Charles and I won't be able to drive in to work together anymore, which is sad. That's good time we get just to ourselves to talk and listen to NPR and just be alone together. We'll survive and it wasn't likely that we'd be able to do it next year as it's time for Charles to be making the next career move, but we weren't looking for it to happen now.
And as long as I'm being selfish, those non-Health Department Wednesday afternoons off have been so handy for things like dentist appointments and haircuts and work-out time.
What else is Going On? Well, we've been blessed by visits just after all this happened, initially from my mom and step-dad and, following their departure, my dad (the Ole RFer) has come for a couple of months. His arrival was beyond a blessing, but the reason for it was heart-breaking. That tale is not for here but it has wrought it's own long-term devastation and life on that front will never be the same on many levels.

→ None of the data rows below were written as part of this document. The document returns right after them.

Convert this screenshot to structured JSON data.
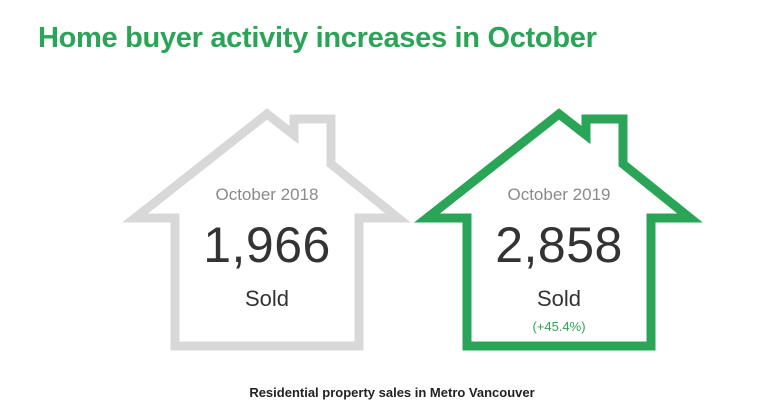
{
  "title": "Home buyer activity increases in October",
  "colors": {
    "accent": "#2aa557",
    "muted_outline": "#d8d8d8",
    "text": "#333333"
  },
  "cards": [
    {
      "period": "October 2018",
      "value": "1,966",
      "label": "Sold",
      "change": "",
      "outline": "#d8d8d8"
    },
    {
      "period": "October 2019",
      "value": "2,858",
      "label": "Sold",
      "change": "(+45.4%)",
      "outline": "#2aa557"
    }
  ],
  "caption": "Residential property sales in Metro Vancouver"
}
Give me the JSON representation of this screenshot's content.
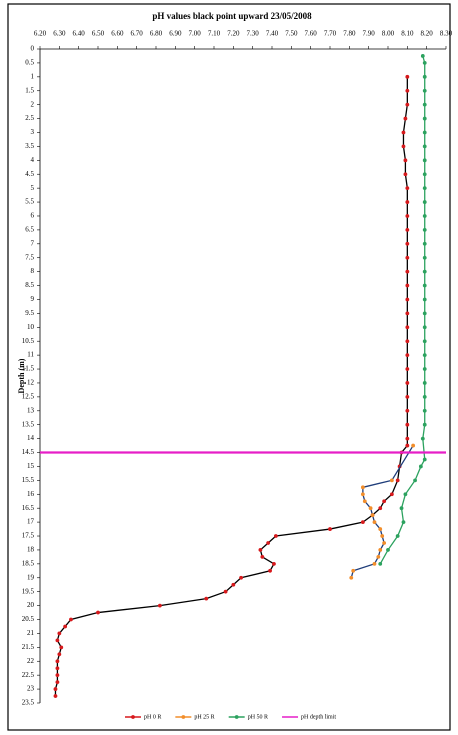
{
  "chart_data": {
    "type": "scatter",
    "title": "pH values black point upward 23/05/2008",
    "y_label": "Depth (m)",
    "xlim": [
      6.2,
      8.3
    ],
    "xticks": [
      {
        "value": 6.2,
        "label": "6.20"
      },
      {
        "value": 6.3,
        "label": "6.30"
      },
      {
        "value": 6.4,
        "label": "6.40"
      },
      {
        "value": 6.5,
        "label": "6.50"
      },
      {
        "value": 6.6,
        "label": "6.60"
      },
      {
        "value": 6.7,
        "label": "6.70"
      },
      {
        "value": 6.8,
        "label": "6.80"
      },
      {
        "value": 6.9,
        "label": "6.90"
      },
      {
        "value": 7.0,
        "label": "7.00"
      },
      {
        "value": 7.1,
        "label": "7.10"
      },
      {
        "value": 7.2,
        "label": "7.20"
      },
      {
        "value": 7.3,
        "label": "7.30"
      },
      {
        "value": 7.4,
        "label": "7.40"
      },
      {
        "value": 7.5,
        "label": "7.50"
      },
      {
        "value": 7.6,
        "label": "7.60"
      },
      {
        "value": 7.7,
        "label": "7.70"
      },
      {
        "value": 7.8,
        "label": "7.80"
      },
      {
        "value": 7.9,
        "label": "7.90"
      },
      {
        "value": 8.0,
        "label": "8.00"
      },
      {
        "value": 8.1,
        "label": "8.10"
      },
      {
        "value": 8.2,
        "label": "8.20"
      },
      {
        "value": 8.3,
        "label": "8.30"
      }
    ],
    "ylim": [
      0,
      23.5
    ],
    "yticks": [
      0,
      0.5,
      1,
      1.5,
      2,
      2.5,
      3,
      3.5,
      4,
      4.5,
      5,
      5.5,
      6,
      6.5,
      7,
      7.5,
      8,
      8.5,
      9,
      9.5,
      10,
      10.5,
      11,
      11.5,
      12,
      12.5,
      13,
      13.5,
      14,
      14.5,
      15,
      15.5,
      16,
      16.5,
      17,
      17.5,
      18,
      18.5,
      19,
      19.5,
      20,
      20.5,
      21,
      21.5,
      22,
      22.5,
      23,
      23.5
    ],
    "y_inverted": true,
    "legend": "bottom",
    "series": [
      {
        "name": "pH 0 R",
        "color": "#d7191c",
        "line_color": "#000000",
        "x": [
          8.1,
          8.1,
          8.1,
          8.09,
          8.08,
          8.08,
          8.09,
          8.09,
          8.1,
          8.1,
          8.1,
          8.1,
          8.1,
          8.1,
          8.1,
          8.1,
          8.1,
          8.1,
          8.1,
          8.1,
          8.1,
          8.1,
          8.1,
          8.1,
          8.1,
          8.1,
          8.1,
          8.1,
          8.07,
          8.06,
          8.05,
          8.02,
          7.98,
          7.96,
          7.92,
          7.87,
          7.7,
          7.42,
          7.38,
          7.34,
          7.35,
          7.41,
          7.39,
          7.24,
          7.2,
          7.16,
          7.06,
          6.82,
          6.5,
          6.36,
          6.33,
          6.3,
          6.29,
          6.31,
          6.3,
          6.29,
          6.29,
          6.29,
          6.29,
          6.28,
          6.28
        ],
        "y": [
          1,
          1.5,
          2,
          2.5,
          3,
          3.5,
          4,
          4.5,
          5,
          5.5,
          6,
          6.5,
          7,
          7.5,
          8,
          8.5,
          9,
          9.5,
          10,
          10.5,
          11,
          11.5,
          12,
          12.5,
          13,
          13.5,
          14,
          14.25,
          14.5,
          15,
          15.5,
          16,
          16.25,
          16.5,
          16.75,
          17,
          17.25,
          17.5,
          17.75,
          18,
          18.25,
          18.5,
          18.75,
          19,
          19.25,
          19.5,
          19.75,
          20,
          20.25,
          20.5,
          20.75,
          21,
          21.25,
          21.5,
          21.75,
          22,
          22.25,
          22.5,
          22.75,
          23,
          23.25
        ]
      },
      {
        "name": "pH 25 R",
        "color": "#f28e2b",
        "line_color": "#1f3d7a",
        "x": [
          8.13,
          8.02,
          7.87,
          7.87,
          7.88,
          7.91,
          7.92,
          7.93,
          7.96,
          7.97,
          7.98,
          7.96,
          7.95,
          7.93,
          7.82,
          7.81
        ],
        "y": [
          14.25,
          15.5,
          15.75,
          16,
          16.25,
          16.5,
          16.75,
          17,
          17.25,
          17.5,
          17.75,
          18,
          18.25,
          18.5,
          18.75,
          19
        ]
      },
      {
        "name": "pH 50 R",
        "color": "#2ca25f",
        "line_color": "#2ca25f",
        "x": [
          8.18,
          8.19,
          8.19,
          8.19,
          8.19,
          8.19,
          8.19,
          8.19,
          8.19,
          8.19,
          8.19,
          8.19,
          8.19,
          8.19,
          8.19,
          8.19,
          8.19,
          8.19,
          8.19,
          8.19,
          8.19,
          8.19,
          8.19,
          8.19,
          8.19,
          8.19,
          8.19,
          8.19,
          8.18,
          8.19,
          8.17,
          8.14,
          8.09,
          8.07,
          8.08,
          8.05,
          8.0,
          7.96
        ],
        "y": [
          0.25,
          0.5,
          1,
          1.5,
          2,
          2.5,
          3,
          3.5,
          4,
          4.5,
          5,
          5.5,
          6,
          6.5,
          7,
          7.5,
          8,
          8.5,
          9,
          9.5,
          10,
          10.5,
          11,
          11.5,
          12,
          12.5,
          13,
          13.5,
          14,
          14.75,
          15,
          15.5,
          16,
          16.5,
          17,
          17.5,
          18,
          18.5
        ]
      },
      {
        "name": "pH depth limit",
        "color": "#e61ec8",
        "line_color": "#e61ec8",
        "markers": false,
        "x": [
          6.2,
          8.3
        ],
        "y": [
          14.5,
          14.5
        ]
      }
    ]
  }
}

So that's why I've been in a first-class worry. Life has been horribly eventful but not funny. Even the day spent in the hospital last Thursday was without much in the way of funny.
So, life goes on. It is what it is and we must roll with things as best as we can, but it's all been a bit much all on top of each other. It's as though everything got thrown in a tumbler and shaken around and thrown back out with nothing facing the way it was.
I'm blessed with having a strong marriage and my kids are strong and healthy, but we're in for some boulders over the next few months. Thanks for letting me spew and pretty-please don't take it personally if I'm not regularly around. It's just that sometimes coming up with a post or even turning on the computer seem like more than I can take. Uncertainty is not something I do well with. After the surgery, we'll know more what to plan for but for now, I'm just trying to have as many safety nets in place as possible and cause my kids as little sudden upheaval as possible.